Home cameras are offered in two different categories: webcams and security cameras. Webcams are generally plugged into home computers. They’re affordable and easy to set up and use, but their placement is determined by the location of the computer.
Security cameras tend to be expensive and much more difficult to establish, but can be placed just about anywhere. High-end, professional-grade cameras need professional installation, or installation with a committed, knowledgeable or courageous agent.
As a result, the house camera category has been debatable for far too long, and consumers have hesitated to adopt it.
I think people just want eyes and ears into their houses on demand for whatever reason. The same camera can provide security, keep an eye on the kids, watch for creatures on the porch, check to find out whether the mail has arrived, check out on pets, enable video chats and even let you teach online cooking courses from your own kitchen.
Why does it happen to be difficult?
Thankfully, new options are emerging which bridge the difference between security and communication at house cameras.
VueZone Camera – $199.99
A company called Netgear sells a camera merchandise called VueZone, which provides most of the advantages of the security and communication cams. It has a base station and a single camera. You can purchase additional cameras for it too: cameras with motion detection and also those that can see in the dark.
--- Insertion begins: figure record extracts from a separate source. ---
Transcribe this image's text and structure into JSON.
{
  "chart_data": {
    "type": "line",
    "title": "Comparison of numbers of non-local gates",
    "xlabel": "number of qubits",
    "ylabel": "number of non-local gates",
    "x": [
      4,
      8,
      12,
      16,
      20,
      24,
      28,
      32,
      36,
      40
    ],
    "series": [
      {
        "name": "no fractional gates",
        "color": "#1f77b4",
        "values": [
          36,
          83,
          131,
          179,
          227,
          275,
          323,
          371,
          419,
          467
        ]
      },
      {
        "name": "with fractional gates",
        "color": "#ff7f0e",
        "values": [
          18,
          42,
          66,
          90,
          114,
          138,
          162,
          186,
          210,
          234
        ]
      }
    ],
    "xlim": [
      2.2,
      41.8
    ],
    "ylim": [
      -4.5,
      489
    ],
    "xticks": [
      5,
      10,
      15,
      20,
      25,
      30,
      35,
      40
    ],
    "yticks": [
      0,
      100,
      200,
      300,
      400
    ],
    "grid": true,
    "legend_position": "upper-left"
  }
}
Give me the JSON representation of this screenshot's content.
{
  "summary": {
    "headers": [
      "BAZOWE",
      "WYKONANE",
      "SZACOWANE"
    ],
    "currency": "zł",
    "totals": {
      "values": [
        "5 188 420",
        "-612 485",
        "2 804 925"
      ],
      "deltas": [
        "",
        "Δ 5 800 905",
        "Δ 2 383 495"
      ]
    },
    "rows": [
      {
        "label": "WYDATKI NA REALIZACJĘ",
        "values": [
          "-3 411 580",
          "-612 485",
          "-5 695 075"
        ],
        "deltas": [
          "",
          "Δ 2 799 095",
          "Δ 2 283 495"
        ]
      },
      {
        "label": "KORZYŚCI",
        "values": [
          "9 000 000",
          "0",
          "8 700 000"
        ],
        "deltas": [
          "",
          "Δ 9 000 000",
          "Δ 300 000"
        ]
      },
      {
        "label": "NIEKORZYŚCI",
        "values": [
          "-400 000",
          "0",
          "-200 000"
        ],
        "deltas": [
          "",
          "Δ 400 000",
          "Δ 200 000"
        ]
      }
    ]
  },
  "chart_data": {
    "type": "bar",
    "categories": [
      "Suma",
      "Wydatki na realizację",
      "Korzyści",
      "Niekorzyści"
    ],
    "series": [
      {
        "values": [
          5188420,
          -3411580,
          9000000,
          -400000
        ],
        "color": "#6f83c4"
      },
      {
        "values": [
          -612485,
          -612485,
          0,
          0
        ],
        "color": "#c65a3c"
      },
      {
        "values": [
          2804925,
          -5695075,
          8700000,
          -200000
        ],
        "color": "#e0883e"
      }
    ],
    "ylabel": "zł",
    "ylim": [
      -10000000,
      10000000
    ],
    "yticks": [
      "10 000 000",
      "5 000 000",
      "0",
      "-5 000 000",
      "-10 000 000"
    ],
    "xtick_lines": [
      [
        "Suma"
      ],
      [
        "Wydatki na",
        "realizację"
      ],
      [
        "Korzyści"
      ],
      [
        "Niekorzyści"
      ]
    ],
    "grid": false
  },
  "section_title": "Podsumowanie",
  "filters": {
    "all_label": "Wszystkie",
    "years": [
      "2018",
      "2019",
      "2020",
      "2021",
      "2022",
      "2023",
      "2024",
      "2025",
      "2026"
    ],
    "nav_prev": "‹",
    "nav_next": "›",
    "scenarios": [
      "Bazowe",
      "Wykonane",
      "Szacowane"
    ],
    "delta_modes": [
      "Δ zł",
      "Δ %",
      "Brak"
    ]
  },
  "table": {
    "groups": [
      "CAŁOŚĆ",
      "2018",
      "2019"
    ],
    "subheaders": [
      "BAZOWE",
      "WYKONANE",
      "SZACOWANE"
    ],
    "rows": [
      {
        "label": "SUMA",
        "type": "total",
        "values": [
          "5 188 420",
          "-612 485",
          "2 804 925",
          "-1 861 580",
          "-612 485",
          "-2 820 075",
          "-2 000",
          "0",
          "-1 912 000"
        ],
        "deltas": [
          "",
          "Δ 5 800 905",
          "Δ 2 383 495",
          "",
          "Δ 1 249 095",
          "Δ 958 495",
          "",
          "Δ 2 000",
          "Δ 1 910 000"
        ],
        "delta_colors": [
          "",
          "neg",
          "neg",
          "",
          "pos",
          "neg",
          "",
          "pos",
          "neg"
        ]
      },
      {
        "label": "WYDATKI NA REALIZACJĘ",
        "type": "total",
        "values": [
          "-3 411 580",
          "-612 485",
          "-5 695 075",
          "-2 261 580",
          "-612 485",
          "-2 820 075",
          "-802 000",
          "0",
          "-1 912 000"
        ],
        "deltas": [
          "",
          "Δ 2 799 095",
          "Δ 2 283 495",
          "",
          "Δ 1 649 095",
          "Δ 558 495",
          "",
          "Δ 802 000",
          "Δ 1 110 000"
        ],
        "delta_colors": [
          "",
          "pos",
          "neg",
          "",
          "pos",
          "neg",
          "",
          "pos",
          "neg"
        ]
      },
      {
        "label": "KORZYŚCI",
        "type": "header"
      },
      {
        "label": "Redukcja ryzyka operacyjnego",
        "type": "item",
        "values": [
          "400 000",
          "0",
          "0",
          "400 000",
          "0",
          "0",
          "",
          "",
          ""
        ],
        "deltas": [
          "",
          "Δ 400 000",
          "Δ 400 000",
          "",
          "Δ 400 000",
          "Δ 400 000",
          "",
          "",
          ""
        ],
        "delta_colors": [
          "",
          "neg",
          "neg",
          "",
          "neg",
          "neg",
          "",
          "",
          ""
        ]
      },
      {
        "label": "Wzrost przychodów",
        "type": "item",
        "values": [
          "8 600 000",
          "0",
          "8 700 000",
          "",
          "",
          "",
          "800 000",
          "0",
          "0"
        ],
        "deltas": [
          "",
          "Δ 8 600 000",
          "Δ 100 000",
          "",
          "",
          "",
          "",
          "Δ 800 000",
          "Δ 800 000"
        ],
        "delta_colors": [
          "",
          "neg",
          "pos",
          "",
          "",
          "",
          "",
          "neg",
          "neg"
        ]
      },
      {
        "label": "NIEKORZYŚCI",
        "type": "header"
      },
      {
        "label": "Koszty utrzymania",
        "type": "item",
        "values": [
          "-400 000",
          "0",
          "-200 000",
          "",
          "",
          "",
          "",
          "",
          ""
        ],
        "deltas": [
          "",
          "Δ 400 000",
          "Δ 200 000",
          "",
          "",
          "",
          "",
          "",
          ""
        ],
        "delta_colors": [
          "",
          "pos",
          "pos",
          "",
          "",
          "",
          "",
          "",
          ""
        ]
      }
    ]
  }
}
The VueZone is battery operated and can be mounted anywhere — there are no wires for either electricity or connectivity on the cameras themselves. The bracket is very unusual: It has a dome-like stick-on that the camera attaches to having an internal magnet. That makes it easy to point it in any way, and also to eliminate it to put it elsewhere or change the battery.
To update to more cameras onto one device (up to 15 cameras), the pan-and-zoom variant, the capacity to watch on mobile devices, or cloud services (for example, storage of images), you can pay $5 or $10 per month based on the layer of support.
Swivl iPhone Camera Tracking Dock – $199
Another choice is to transform your phone into a camera that is good. A brand new product, the iPhone camera tracking dock that is Swivl, enables you to use your iPhone.
The dock can sit on a table or kitchen counter tops and pivot to always keep its human subject in frame. Is that you clip on a part referred to as a mark, and it is tracked by the camera. This is excellent for getting video chats while you’re moving about. It is also possible to attach it to kids or pets to keep tabs on them.
One of the annoying things about video calls on mobiles is that when somebody is holding the phone, the video is shaky and disorderly. The Swivl keeps the movie excellent smooth and steady, while retaining the subject in the frame at all times.
Galileo Robotic iPhone Platform – $130
Yet another option, still in the crowd-funding phase, puts the remote viewer in management while the Swivl lets the camera is controlled by the theme. Called Galileo, it is a 360-degree tilting camera which can be controlled by the caller with an iPhone or iPad by touching and swiping on the movie itself.
This means that you can dial up and look around, which is great for video chats, security and pet tracking. The makers of the device also point out that property brokers can use Galileo to make high-quality 360-degree virtual tours of every room in a house.
The Galileo is not yet on the industry and might never find the light of day. But when it does, this is going to be a wonderful addition to the assortment of low-cost alternatives for putting cameras in your house in a way that simplifies, instead that creates, difficulties.